Verschil waarnemen en observeren?
Waarnemen doe je altijd, observeren doe je in een bijzondere situatie.
Intern observeren
(Participerend observeren) Je bent dan actief bezig in de groep, terwijl je ook meteen observeert.
Extern observeren
(Niet-participerend observeren) Je bent wel aanwezig in de groep, maar je neemt niet deel aan de activiteiten.
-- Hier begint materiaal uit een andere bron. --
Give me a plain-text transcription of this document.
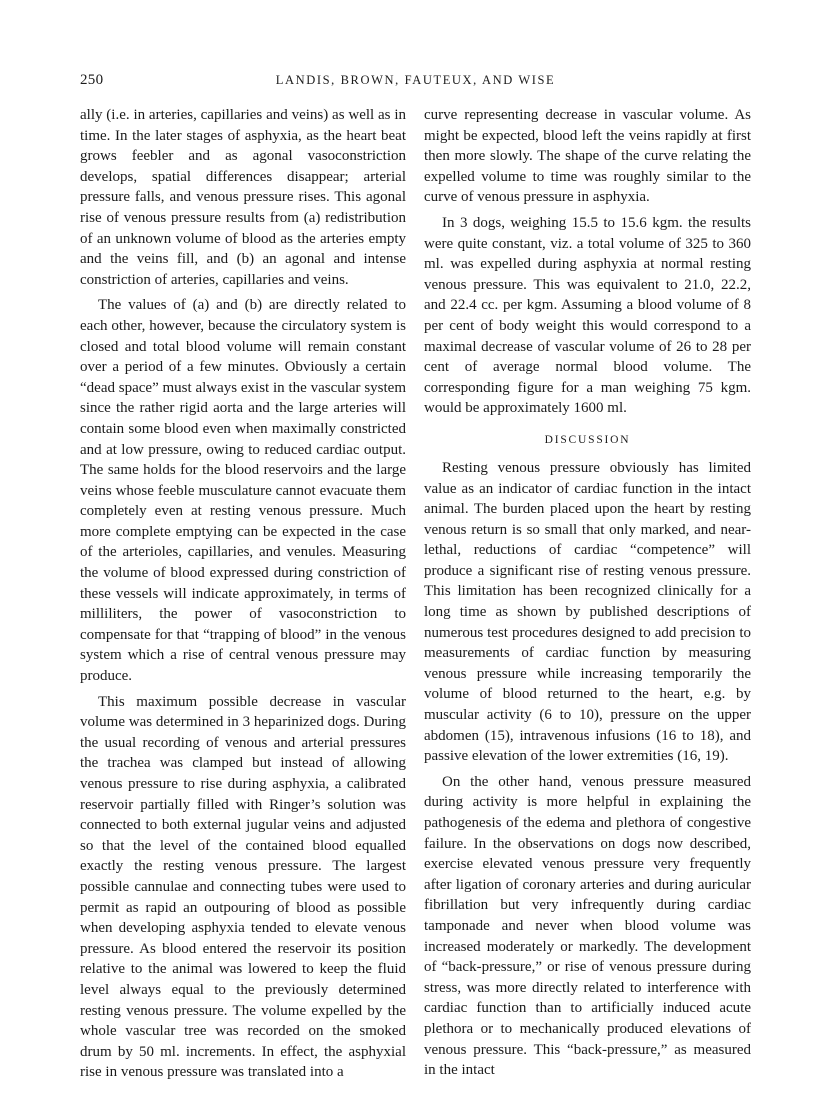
250	LANDIS, BROWN, FAUTEUX, AND WISE

ally (i.e. in arteries, capillaries and veins) as well as in time. In the later stages of asphyxia, as the heart beat grows feebler and as agonal vasoconstriction develops, spatial differences disappear; arterial pressure falls, and venous pressure rises. This agonal rise of venous pressure results from (a) redistribution of an unknown volume of blood as the arteries empty and the veins fill, and (b) an agonal and intense constriction of arteries, capillaries and veins.

The values of (a) and (b) are directly related to each other, however, because the circulatory system is closed and total blood volume will remain constant over a period of a few minutes. Obviously a certain “dead space” must always exist in the vascular system since the rather rigid aorta and the large arteries will contain some blood even when maximally constricted and at low pressure, owing to reduced cardiac output. The same holds for the blood reservoirs and the large veins whose feeble musculature cannot evacuate them completely even at resting venous pressure. Much more complete emptying can be expected in the case of the arterioles, capillaries, and venules. Measuring the volume of blood expressed during constriction of these vessels will indicate approximately, in terms of milliliters, the power of vasoconstriction to compensate for that “trapping of blood” in the venous system which a rise of central venous pressure may produce.

This maximum possible decrease in vascular volume was determined in 3 heparinized dogs. During the usual recording of venous and arterial pressures the trachea was clamped but instead of allowing venous pressure to rise during asphyxia, a calibrated reservoir partially filled with Ringer’s solution was connected to both external jugular veins and adjusted so that the level of the contained blood equalled exactly the resting venous pressure. The largest possible cannulae and connecting tubes were used to permit as rapid an outpouring of blood as possible when developing asphyxia tended to elevate venous pressure. As blood entered the reservoir its position relative to the animal was lowered to keep the fluid level always equal to the previously determined resting venous pressure. The volume expelled by the whole vascular tree was recorded on the smoked drum by 50 ml. increments. In effect, the asphyxial rise in venous pressure was translated into a

curve representing decrease in vascular volume. As might be expected, blood left the veins rapidly at first then more slowly. The shape of the curve relating the expelled volume to time was roughly similar to the curve of venous pressure in asphyxia.

In 3 dogs, weighing 15.5 to 15.6 kgm. the results were quite constant, viz. a total volume of 325 to 360 ml. was expelled during asphyxia at normal resting venous pressure. This was equivalent to 21.0, 22.2, and 22.4 cc. per kgm. Assuming a blood volume of 8 per cent of body weight this would correspond to a maximal decrease of vascular volume of 26 to 28 per cent of average normal blood volume. The corresponding figure for a man weighing 75 kgm. would be approximately 1600 ml.

DISCUSSION

Resting venous pressure obviously has limited value as an indicator of cardiac function in the intact animal. The burden placed upon the heart by resting venous return is so small that only marked, and near-lethal, reductions of cardiac “competence” will produce a significant rise of resting venous pressure. This limitation has been recognized clinically for a long time as shown by published descriptions of numerous test procedures designed to add precision to measurements of cardiac function by measuring venous pressure while increasing temporarily the volume of blood returned to the heart, e.g. by muscular activity (6 to 10), pressure on the upper abdomen (15), intravenous infusions (16 to 18), and passive elevation of the lower extremities (16, 19).

On the other hand, venous pressure measured during activity is more helpful in explaining the pathogenesis of the edema and plethora of congestive failure. In the observations on dogs now described, exercise elevated venous pressure very frequently after ligation of coronary arteries and during auricular fibrillation but very infrequently during cardiac tamponade and never when blood volume was increased moderately or markedly. The development of “back-pressure,” or rise of venous pressure during stress, was more directly related to interference with cardiac function than to artificially induced acute plethora or to mechanically produced elevations of venous pressure. This “back-pressure,” as measured in the intact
Je richt je volledig op de observatie.
Vrije observatie
Doel = aanwezig
Observatievragen = nog niet concreet
Wordt gebruikt als vooronderzoek
Gestructureerde observatie
Doel = exact
Observatievraag = duidelijk
Bijvoorbeeld om te observeren hoe vaak iets voorkomt.
Intervalobservatie
Observeren op verschillende tijden (vooraf bepaald).
Doel en observatievragen zijn aanwezig.
Contextuele observatie
Je legt hierbij vast wat de omgeving van het kind doet en eruit ziet.
Protocollaire observatie
Er wordt gebruik gemaakt van een observatieprotocol en/ of een observatie schema. Er wordt op vooraf bepaalde momenten geobserveerd, zodat kinderen waarbij het lijkt alsof er niks aan de hand is, niet over het hoofd worden gezien.
Halo-effect
Het positief waarderen van de ander op basis van één positieve eigenschap.
Horn-effect
Het negatief waarderen van de ander op basis van één negatieve eigenschap.
Selffulfilling prophecy
Je hebt een vooroordeel en omdat je daarin gelooft, komt het ook uit.